Synod also approved a meeting of persons “interested in the study and work of mass incarceration as the beginning of a learning community.” According to a report on the RCA website, the estimated cost of the proposed meeting will be over $11,000.
General Synod encouraged the classes “to develop and adopt family leave policies, commensurate with other professional positions in society, for ordained clergy serving in churches within their boundaries, as soon as practicable.”
While the recommendation came from the Commission for Women, based on a ministerial survey, the proposal would allow either women or men to devote more time in providing care for loved ones.
Transformed and Transforming
The RCA’s ministry goal, Transformed and Transforming, was highlighted throughout the 2016 General Synod with stories of positive transformation in individuals and churches. An interactive online tool, the Transformed and Transforming dashboard, is now available and shows at a glance how many churches, classes, and regional synods are involved with different aspects of the goal.
While the RCA General Synod met from June 9-14 at Trinity Christian College in Palos Heights, IL, the CRCNA Synod met from June 10-16 at Calvin College in Grand Rapids, MI. As a symbol of the denominations’ desires to continue working toward closer fellowship, the RCA’s General Secretary, Dr.

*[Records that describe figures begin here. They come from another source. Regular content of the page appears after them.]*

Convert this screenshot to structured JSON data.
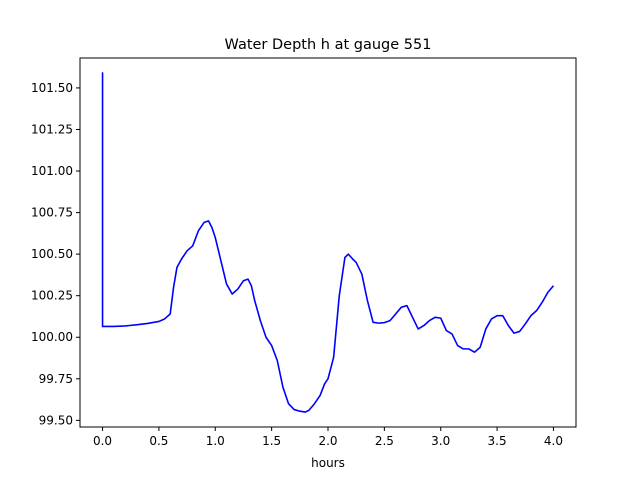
{
  "chart_data": {
    "type": "line",
    "title": "Water Depth h at gauge 551",
    "xlabel": "hours",
    "ylabel": "",
    "xlim": [
      -0.2,
      4.2
    ],
    "ylim": [
      99.46,
      101.68
    ],
    "xticks": [
      0.0,
      0.5,
      1.0,
      1.5,
      2.0,
      2.5,
      3.0,
      3.5,
      4.0
    ],
    "xtick_labels": [
      "0.0",
      "0.5",
      "1.0",
      "1.5",
      "2.0",
      "2.5",
      "3.0",
      "3.5",
      "4.0"
    ],
    "yticks": [
      99.5,
      99.75,
      100.0,
      100.25,
      100.5,
      100.75,
      101.0,
      101.25,
      101.5
    ],
    "ytick_labels": [
      "99.50",
      "99.75",
      "100.00",
      "100.25",
      "100.50",
      "100.75",
      "101.00",
      "101.25",
      "101.50"
    ],
    "grid": false,
    "series": [
      {
        "color": "#0000ff",
        "x": [
          0.0,
          0.0,
          0.0,
          0.1,
          0.2,
          0.3,
          0.4,
          0.5,
          0.55,
          0.6,
          0.63,
          0.66,
          0.7,
          0.75,
          0.8,
          0.85,
          0.9,
          0.94,
          0.97,
          1.0,
          1.05,
          1.1,
          1.15,
          1.2,
          1.25,
          1.29,
          1.32,
          1.35,
          1.4,
          1.45,
          1.5,
          1.55,
          1.6,
          1.65,
          1.7,
          1.75,
          1.8,
          1.83,
          1.88,
          1.93,
          1.97,
          2.0,
          2.05,
          2.1,
          2.15,
          2.18,
          2.22,
          2.25,
          2.3,
          2.35,
          2.4,
          2.45,
          2.5,
          2.55,
          2.6,
          2.65,
          2.7,
          2.75,
          2.8,
          2.85,
          2.9,
          2.95,
          3.0,
          3.05,
          3.1,
          3.15,
          3.2,
          3.25,
          3.3,
          3.35,
          3.4,
          3.45,
          3.5,
          3.55,
          3.6,
          3.65,
          3.7,
          3.75,
          3.8,
          3.85,
          3.9,
          3.95,
          4.0
        ],
        "y": [
          100.06,
          101.59,
          100.065,
          100.065,
          100.068,
          100.075,
          100.083,
          100.095,
          100.11,
          100.14,
          100.3,
          100.42,
          100.47,
          100.52,
          100.55,
          100.64,
          100.69,
          100.7,
          100.66,
          100.6,
          100.46,
          100.32,
          100.26,
          100.29,
          100.34,
          100.35,
          100.31,
          100.22,
          100.1,
          100.0,
          99.95,
          99.86,
          99.7,
          99.6,
          99.565,
          99.555,
          99.55,
          99.56,
          99.6,
          99.65,
          99.72,
          99.75,
          99.88,
          100.25,
          100.48,
          100.5,
          100.47,
          100.45,
          100.38,
          100.22,
          100.09,
          100.085,
          100.088,
          100.1,
          100.14,
          100.18,
          100.19,
          100.12,
          100.05,
          100.07,
          100.1,
          100.12,
          100.115,
          100.04,
          100.02,
          99.95,
          99.93,
          99.93,
          99.91,
          99.94,
          100.05,
          100.11,
          100.13,
          100.13,
          100.07,
          100.025,
          100.035,
          100.08,
          100.13,
          100.16,
          100.21,
          100.27,
          100.31
        ]
      }
    ]
  }
}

Tom De Vries, and the CRC’s Executive Director, Dr. Steven Timmermans, communicated via a video dialogue.
The RCA Synod also committed $5,000 for a survey regarding worship practices, to be conducted in partnership with the Calvin Institute for Christian Worship, which is located at Calvin College and Calvin Theological Seminary.
The RCA will attempt to address the lack of unity within its ranks by beginning a denominational conversation regarding a Reformed perspective of the Bible. The General Synod Council is to consult with the Professors of Theology to develop “a process of denomination-wide discussion centered on a Reformed understanding of the nature, purpose, authority, and interpretation of Scripture; and further, to identify existing and/or develop new resources in support of this process.” A report on this effort will be presented to the 2017 General Synod.
The above article by Glenda Mathes appeared on pages 6-8 of the August 24, 2016, issue of Christian Renewal. NOTE: Mark Jicinsky has since become the lead pastor at Crossroads Fellowship, the CRC in Des Moines, IA.